While it's true that Clint and I love each other more than anything, that's not to say our relationship is without it's bumps in the road. For being newcomers to this whole marriage thing, I'd say we're pretty gosh darn good at it.
We hardly fight.
[I prefer to call fighting "having a serious conversation."]
But sometimes, I'm a brat. Please tell me I'm not the only one. Maybe I'll get frustrated over something silly like Clint putting salt on salsa I slaved ALL DAY [maybe not all day] over. And Maybe I worked especially hard to get lots of flavor in it so it didn't need salt. So then I get a little frustrated when he pulls out the salt shaker behind my turned back. Then maybe Clint sees that I'm frustrated and gets upset which moves me from minorly frustrated to full blown upset that he's "apathetic" about my frustrations. And then, let's say hypothetically, somehow this develops into me sobbing in my pillow about everything that's happened from the last time I cried all the way from not helping me with the dishes to leaving me [yes, alone] for four days in our drug and hooker infested apartment [call me a baby if you'd like, but would you want to be alone with the hookers and druggies? That's four days people.]. And then maybe I'll see that I'm being a brat and cry about how I'm such a terrible wife and then I become sure that Clint must regret marrying me.

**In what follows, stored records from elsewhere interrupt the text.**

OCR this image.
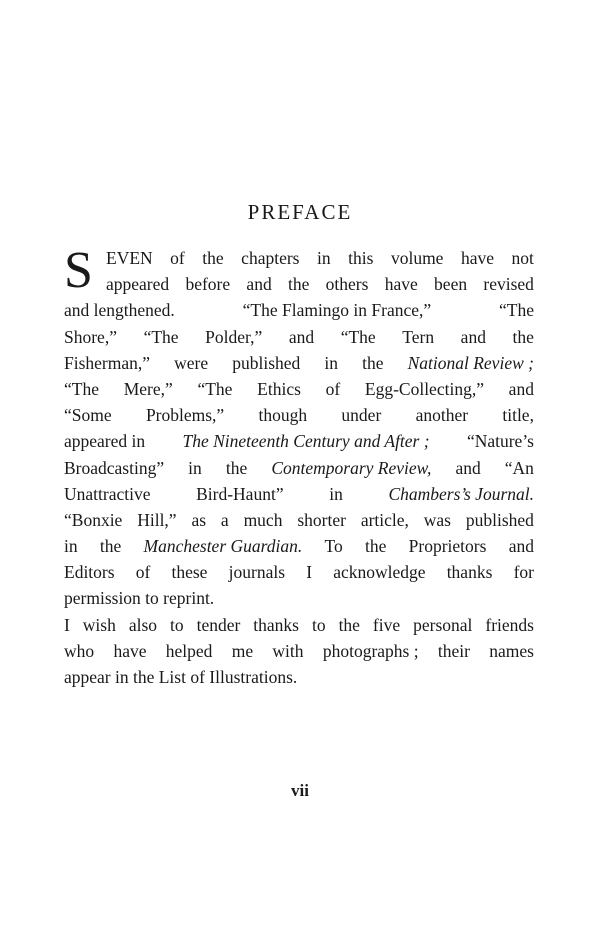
PREFACE
S EVEN of the chapters in this volume have not
appeared before and the others have been revised
and lengthened.	“The Flamingo in France,”	“The
Shore,” “The Polder,” and “The Tern and the
Fisherman,” were published in the National Review ;
“The Mere,” “The Ethics of Egg-Collecting,” and
“Some Problems,” though under another title,
appeared in The Nineteenth Century and After ; “Nature’s
Broadcasting” in the Contemporary Review, and “An
Unattractive	Bird-Haunt”	in	Chambers’s Journal.
“Bonxie Hill,” as a much shorter article, was published
in the Manchester Guardian. To the Proprietors and
Editors of these journals I acknowledge thanks for
permission to reprint.
I wish also to tender thanks to the five personal friends
who have helped me with photographs ; their names
appear in the List of Illustrations.
vii
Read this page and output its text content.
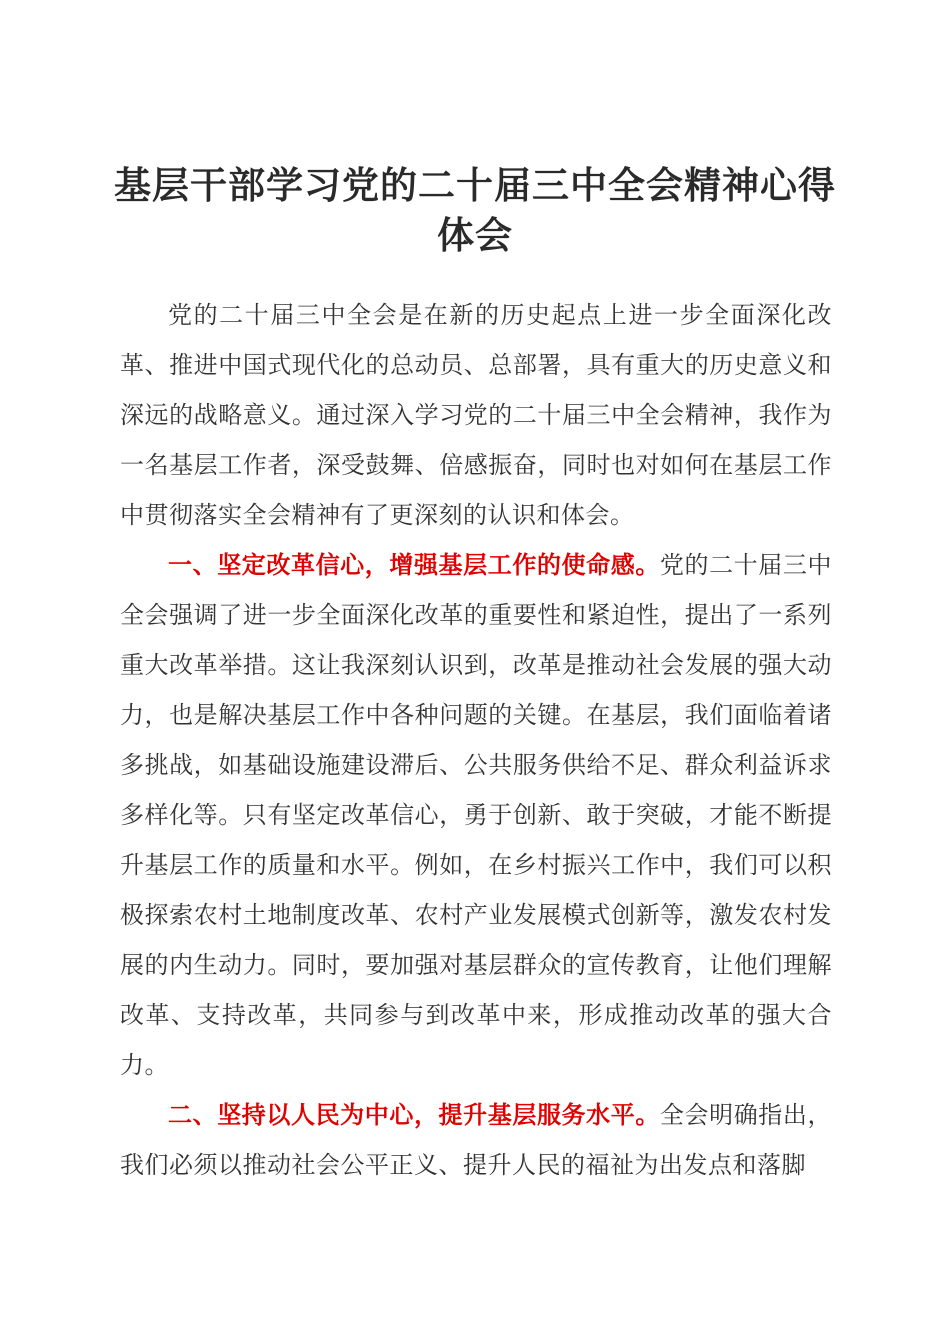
基层干部学习党的二十届三中全会精神心得体会

党的二十届三中全会是在新的历史起点上进一步全面深化改革、推进中国式现代化的总动员、总部署，具有重大的历史意义和深远的战略意义。通过深入学习党的二十届三中全会精神，我作为一名基层工作者，深受鼓舞、倍感振奋，同时也对如何在基层工作中贯彻落实全会精神有了更深刻的认识和体会。

一、坚定改革信心，增强基层工作的使命感。党的二十届三中全会强调了进一步全面深化改革的重要性和紧迫性，提出了一系列重大改革举措。这让我深刻认识到，改革是推动社会发展的强大动力，也是解决基层工作中各种问题的关键。在基层，我们面临着诸多挑战，如基础设施建设滞后、公共服务供给不足、群众利益诉求多样化等。只有坚定改革信心，勇于创新、敢于突破，才能不断提升基层工作的质量和水平。例如，在乡村振兴工作中，我们可以积极探索农村土地制度改革、农村产业发展模式创新等，激发农村发展的内生动力。同时，要加强对基层群众的宣传教育，让他们理解改革、支持改革，共同参与到改革中来，形成推动改革的强大合力。

二、坚持以人民为中心，提升基层服务水平。全会明确指出，我们必须以推动社会公平正义、提升人民的福祉为出发点和落脚
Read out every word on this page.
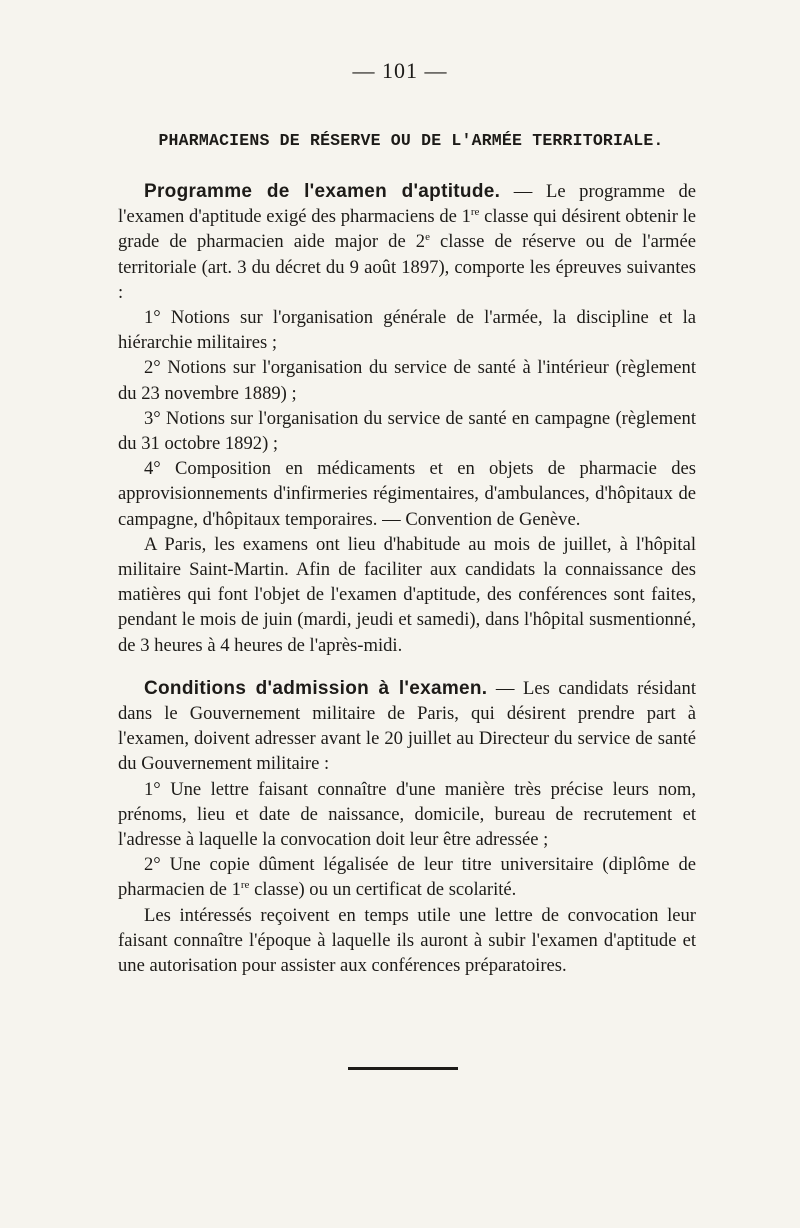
— 101 —
PHARMACIENS DE RÉSERVE OU DE L'ARMÉE TERRITORIALE.

Programme de l'examen d'aptitude. — Le programme de l'examen d'aptitude exigé des pharmaciens de 1re classe qui désirent obtenir le grade de pharmacien aide major de 2e classe de réserve ou de l'armée territoriale (art. 3 du décret du 9 août 1897), comporte les épreuves suivantes :

1° Notions sur l'organisation générale de l'armée, la discipline et la hiérarchie militaires ;

2° Notions sur l'organisation du service de santé à l'intérieur (règlement du 23 novembre 1889) ;

3° Notions sur l'organisation du service de santé en campagne (règlement du 31 octobre 1892) ;

4° Composition en médicaments et en objets de pharmacie des approvisionnements d'infirmeries régimentaires, d'ambulances, d'hôpitaux de campagne, d'hôpitaux temporaires. — Convention de Genève.

A Paris, les examens ont lieu d'habitude au mois de juillet, à l'hôpital militaire Saint-Martin. Afin de faciliter aux candidats la connaissance des matières qui font l'objet de l'examen d'aptitude, des conférences sont faites, pendant le mois de juin (mardi, jeudi et samedi), dans l'hôpital susmentionné, de 3 heures à 4 heures de l'après-midi.

Conditions d'admission à l'examen. — Les candidats résidant dans le Gouvernement militaire de Paris, qui désirent prendre part à l'examen, doivent adresser avant le 20 juillet au Directeur du service de santé du Gouvernement militaire :

1° Une lettre faisant connaître d'une manière très précise leurs nom, prénoms, lieu et date de naissance, domicile, bureau de recrutement et l'adresse à laquelle la convocation doit leur être adressée ;

2° Une copie dûment légalisée de leur titre universitaire (diplôme de pharmacien de 1re classe) ou un certificat de scolarité.

Les intéressés reçoivent en temps utile une lettre de convocation leur faisant connaître l'époque à laquelle ils auront à subir l'examen d'aptitude et une autorisation pour assister aux conférences préparatoires.
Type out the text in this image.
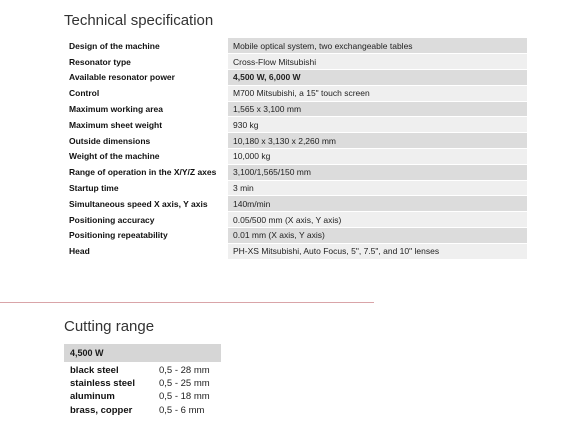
Technical specification
Design of the machine	Mobile optical system, two exchangeable tables
Resonator type	Cross-Flow Mitsubishi
Available resonator power	4,500 W, 6,000 W
Control	M700 Mitsubishi, a 15" touch screen
Maximum working area	1,565 x 3,100 mm
Maximum sheet weight	930 kg
Outside dimensions	10,180 x 3,130 x 2,260 mm
Weight of the machine	10,000 kg
Range of operation in the X/Y/Z axes	3,100/1,565/150 mm
Startup time	3 min
Simultaneous speed X axis, Y axis	140m/min
Positioning accuracy	0.05/500 mm (X axis, Y axis)
Positioning repeatability	0.01 mm (X axis, Y axis)
Head	PH-XS Mitsubishi, Auto Focus, 5", 7.5", and 10" lenses
Cutting range
4,500 W
black steel	0,5 - 28 mm
stainless steel	0,5 - 25 mm
aluminum	0,5 - 18 mm
brass, copper	0,5 - 6 mm
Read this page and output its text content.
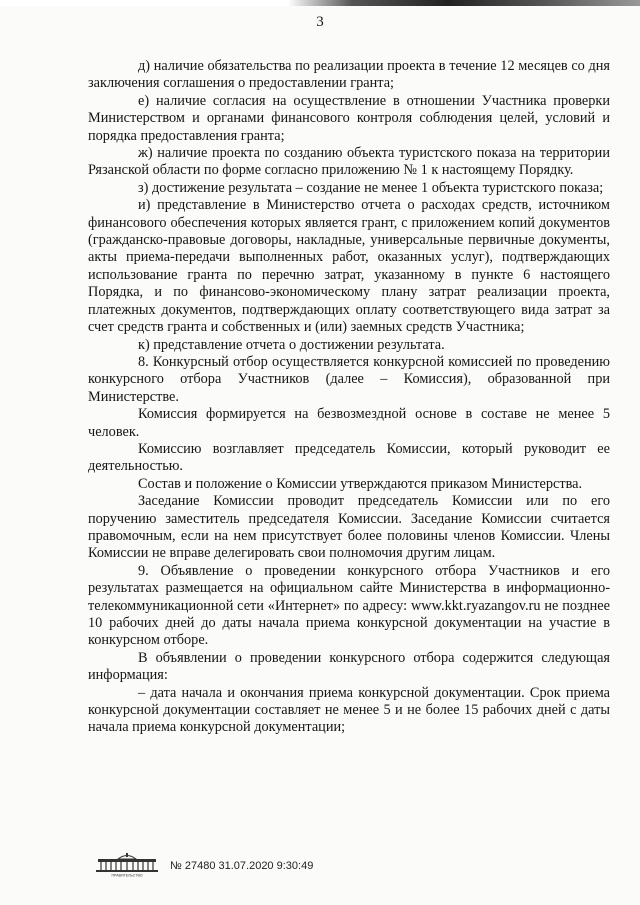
3

д) наличие обязательства по реализации проекта в течение 12 месяцев со дня заключения соглашения о предоставлении гранта;

е) наличие согласия на осуществление в отношении Участника проверки Министерством и органами финансового контроля соблюдения целей, условий и порядка предоставления гранта;

ж) наличие проекта по созданию объекта туристского показа на территории Рязанской области по форме согласно приложению № 1 к настоящему Порядку.

з) достижение результата – создание не менее 1 объекта туристского показа;

и) представление в Министерство отчета о расходах средств, источником финансового обеспечения которых является грант, с приложением копий документов (гражданско-правовые договоры, накладные, универсальные первичные документы, акты приема-передачи выполненных работ, оказанных услуг), подтверждающих использование гранта по перечню затрат, указанному в пункте 6 настоящего Порядка, и по финансово-экономическому плану затрат реализации проекта, платежных документов, подтверждающих оплату соответствующего вида затрат за счет средств гранта и собственных и (или) заемных средств Участника;

к) представление отчета о достижении результата.

8. Конкурсный отбор осуществляется конкурсной комиссией по проведению конкурсного отбора Участников (далее – Комиссия), образованной при Министерстве.

Комиссия формируется на безвозмездной основе в составе не менее 5 человек.

Комиссию возглавляет председатель Комиссии, который руководит ее деятельностью.

Состав и положение о Комиссии утверждаются приказом Министерства.

Заседание Комиссии проводит председатель Комиссии или по его поручению заместитель председателя Комиссии. Заседание Комиссии считается правомочным, если на нем присутствует более половины членов Комиссии. Члены Комиссии не вправе делегировать свои полномочия другим лицам.

9. Объявление о проведении конкурсного отбора Участников и его результатах размещается на официальном сайте Министерства в информационно-телекоммуникационной сети «Интернет» по адресу: www.kkt.ryazangov.ru не позднее 10 рабочих дней до даты начала приема конкурсной документации на участие в конкурсном отборе.

В объявлении о проведении конкурсного отбора содержится следующая информация:

– дата начала и окончания приема конкурсной документации. Срок приема конкурсной документации составляет не менее 5 и не более 15 рабочих дней с даты начала приема конкурсной документации;

ПРАВИТЕЛЬСТВО
№ 27480 31.07.2020 9:30:49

[wait, this all started about salt, right? Just checkin]
Then, a lightbulb goes off.
We are two different people. No matter how much we love each other and how compatible we are, this is real life. Real life takes work. It takes work to understand the other person's feelings and words. It takes work for Clint to try and understand my feelings and to see that 90% of the time, it goes deeper than the suface issue [anyone seen p.s. I love you? Remember where they're arguing? Like 10 minutes of fighting go by before the real reason she's upset comes out. Guilty as charged.] and also that at a certain point in the month my emotions need to be taken with a grain of salt- but not discounted. Likewise, it takes work for me to be patient in trying to explain how I feel to Clint instead of figured he should already [because come on. it's so obvious] know what is bothering me and what I need from him.
And it's done.
We come up with a game plan for how to better handle our next "serious conversation."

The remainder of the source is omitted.